Sie fing sich schnell wieder und fand zu ihrer Balance zurück, aber das Tablett mit dem Tee hatte sie nicht mehr rechtzeitig retten können. Es fiel, mitsamt des noch warmen Inhalts, auf die Decke unter der die Königin lag. Es war nichts, was einem großen Drama gleichkommen würde, dennoch hielt ich mir die Hand vor den Mund, um keinen Ton von mir zu geben. Für eine Sekunde herrschte Schweigen, während sich die Blicke von Amalia und der Königin zu kreuzen schienen. Niemand von ihnen sagte ein Wort.

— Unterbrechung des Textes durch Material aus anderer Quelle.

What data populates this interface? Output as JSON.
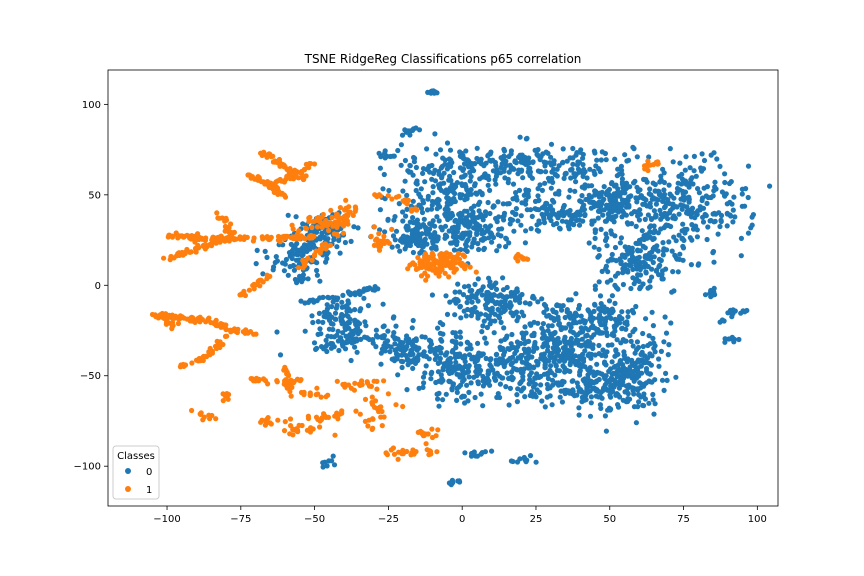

Erst als der König nach dem Arm der jungen Zofe griff, löste sie sich aus ihrer regelrechten Erstarrung. „Wie kannst du es wagen.." gab dieser in einem tiefen, fast schon bedrohlichen Tonfall von sich und schob Amalia mit solch einer Kraft in Richtung Tür, dass diese beinahe erneut das Gleichgewicht verlor.

„Es tut mir leid.. ich.." „Sollte ich auch nur davon hören, dass du dich in der Nähe dieses Schlosses aufhältst, werde ich höchstpersönlich dafür sorgen, dass du deine Familie nie wieder sehen wirst." Knurrte er beinahe und ließ ihr dadurch keine Zeit, um sich für dieses Missgeschick zu entschuldigen. Zumal es nicht einmal ihre Schuld gewesen war. Da sie der Tür bereits gefährlich nahe gekommen waren, entschied ich, dass ich mich nun selbst zurückziehen musste. Ich konnte nur davon ausgehen, dass er mich nicht besser behandeln würde, sollte er mich dabei entdecken, wie ich dies beobachtet hatte.

Weshalb ich mich mit eiligen Schritten wieder von der Tür entfernte, mich einem der Gemälde widmete, die dort an der Wand hingen und mich bemühte, so zu wirken, als hätte ich von all dem nichts mitbekommen, sondern hätte mich lediglich meiner Arbeit gewidmet. Keinen Sekundenbruchteil später, öffnete sich die Tür zum Schlafgemach der Königin und ich konzentrierte meinen Blick voll und ganz auf das Bild, während ich dieses mit dem Staubbesen entstaubte. Es folgten keine Worte mehr. Kurz darauf hallte ein lauter Knall durch den Gang, der mich regelrecht bis auf die Knochen erschaudern ließ. Die Tür war geschlossen worden, wodurch ich nun die Möglichkeit bekam, mich Amalia zuzuwenden. Diese jedoch, beachtete mich in keiner Weise, sondern lief starr an mir vorbei. In ihren Augen lagen Tränen, die sie wohl zu verbergen versuchte.